Gurkha veterans call off hunger strike after UK agrees to negotiate pensions

Former Nepalese Gurkhas in the UK ended a 13-day hunger strike after the British government agreed to enter into talks with the Nepalese embassy on equal pensions.

The deal came a day after one of the veterans, Dhan Gurung, 60, of Hampshire, was admitted to hospital with heart problems.

Gurkha soldiers are recruited from Nepal and have served in the British Army for more than 200 years, including during the world wars and in Afghanistan.

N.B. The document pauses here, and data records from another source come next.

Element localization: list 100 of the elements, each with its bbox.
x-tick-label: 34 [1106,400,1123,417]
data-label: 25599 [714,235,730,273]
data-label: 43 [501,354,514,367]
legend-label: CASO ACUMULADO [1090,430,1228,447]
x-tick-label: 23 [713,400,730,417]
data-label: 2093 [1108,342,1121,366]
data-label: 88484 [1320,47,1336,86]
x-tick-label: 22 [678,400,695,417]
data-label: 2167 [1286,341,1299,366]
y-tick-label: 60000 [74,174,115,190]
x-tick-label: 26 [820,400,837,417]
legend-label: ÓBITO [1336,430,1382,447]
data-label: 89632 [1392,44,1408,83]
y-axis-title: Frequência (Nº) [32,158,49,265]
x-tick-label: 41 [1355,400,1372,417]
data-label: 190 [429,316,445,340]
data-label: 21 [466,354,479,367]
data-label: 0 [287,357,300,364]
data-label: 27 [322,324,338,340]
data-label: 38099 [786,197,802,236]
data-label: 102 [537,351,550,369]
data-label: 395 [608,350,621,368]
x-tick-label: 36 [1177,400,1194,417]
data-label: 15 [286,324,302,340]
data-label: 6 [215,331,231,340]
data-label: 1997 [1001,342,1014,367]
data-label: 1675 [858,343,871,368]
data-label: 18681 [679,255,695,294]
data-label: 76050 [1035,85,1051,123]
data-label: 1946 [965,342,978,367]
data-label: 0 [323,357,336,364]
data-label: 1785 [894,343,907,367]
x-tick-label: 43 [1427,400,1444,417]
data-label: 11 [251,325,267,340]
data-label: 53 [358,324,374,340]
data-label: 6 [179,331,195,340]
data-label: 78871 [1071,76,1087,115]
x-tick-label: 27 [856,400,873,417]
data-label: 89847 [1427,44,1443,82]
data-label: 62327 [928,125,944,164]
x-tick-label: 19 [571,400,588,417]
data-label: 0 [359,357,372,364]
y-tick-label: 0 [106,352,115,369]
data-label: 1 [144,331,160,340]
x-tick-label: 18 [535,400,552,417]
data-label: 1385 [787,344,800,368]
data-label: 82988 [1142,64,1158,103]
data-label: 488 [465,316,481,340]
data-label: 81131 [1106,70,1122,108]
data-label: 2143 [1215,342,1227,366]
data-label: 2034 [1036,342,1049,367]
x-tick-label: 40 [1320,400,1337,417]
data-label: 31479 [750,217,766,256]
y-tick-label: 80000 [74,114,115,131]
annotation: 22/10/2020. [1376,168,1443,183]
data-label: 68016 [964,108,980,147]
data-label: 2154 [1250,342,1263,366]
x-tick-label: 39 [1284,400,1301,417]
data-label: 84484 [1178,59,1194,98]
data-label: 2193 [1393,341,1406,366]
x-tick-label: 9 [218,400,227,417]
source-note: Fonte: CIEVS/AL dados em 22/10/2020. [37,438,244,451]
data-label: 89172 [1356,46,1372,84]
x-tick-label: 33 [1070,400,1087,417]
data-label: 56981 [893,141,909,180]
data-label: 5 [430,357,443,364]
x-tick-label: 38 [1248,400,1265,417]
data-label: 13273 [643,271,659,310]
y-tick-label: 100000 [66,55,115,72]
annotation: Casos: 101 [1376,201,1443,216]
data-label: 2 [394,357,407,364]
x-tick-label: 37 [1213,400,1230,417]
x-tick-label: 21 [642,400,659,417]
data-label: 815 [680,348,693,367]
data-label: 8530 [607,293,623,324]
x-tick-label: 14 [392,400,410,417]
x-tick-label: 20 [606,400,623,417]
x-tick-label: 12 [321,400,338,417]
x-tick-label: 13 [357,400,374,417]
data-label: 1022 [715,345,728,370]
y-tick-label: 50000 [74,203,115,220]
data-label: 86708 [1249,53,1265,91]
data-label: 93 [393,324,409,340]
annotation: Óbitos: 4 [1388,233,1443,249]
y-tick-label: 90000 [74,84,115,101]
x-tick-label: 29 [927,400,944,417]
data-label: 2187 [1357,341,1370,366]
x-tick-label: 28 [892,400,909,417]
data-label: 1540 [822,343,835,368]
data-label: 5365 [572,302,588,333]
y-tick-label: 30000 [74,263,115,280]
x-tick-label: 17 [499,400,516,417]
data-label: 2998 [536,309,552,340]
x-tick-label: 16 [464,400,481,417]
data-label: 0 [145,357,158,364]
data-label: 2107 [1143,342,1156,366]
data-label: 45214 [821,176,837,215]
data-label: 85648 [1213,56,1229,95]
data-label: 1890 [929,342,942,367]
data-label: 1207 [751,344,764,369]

They have a reputation for being tough and loyal fighters. But for years, the UK-based Gurkha Equal Rights campaign has lamented the fact that those who retired before 1997 are not eligible for a full state pension from the British Armed Forces.

Today the group formally announced the end of the hunger strike after the Defense Ministry agreed to hold bilateral talks.

More than 100 people marched through London in support of the group on Wednesday. The week before, Gurung had said that his own pension in 1994 had been 20 pounds a month, and that he and his family “lived in poverty”.

British actress and activist Joanna Lumley, whose father served in the 6th Gurkha Rifle, joined hunger strikers outside Downing Street on Monday. Ministers, he said, “cannot praise our veterans for heights when it suits them, but ignore them and condemn them to poverty when it does not suit them.”

In a statement Thursday, the Defense Ministry said: “Our primary concern is always the health and well-being of our service personnel and veterans, and this strike was not a course of action that we encouraged.

“We hope to meet the group next month together with the Nepalese ambassador to move forward together.”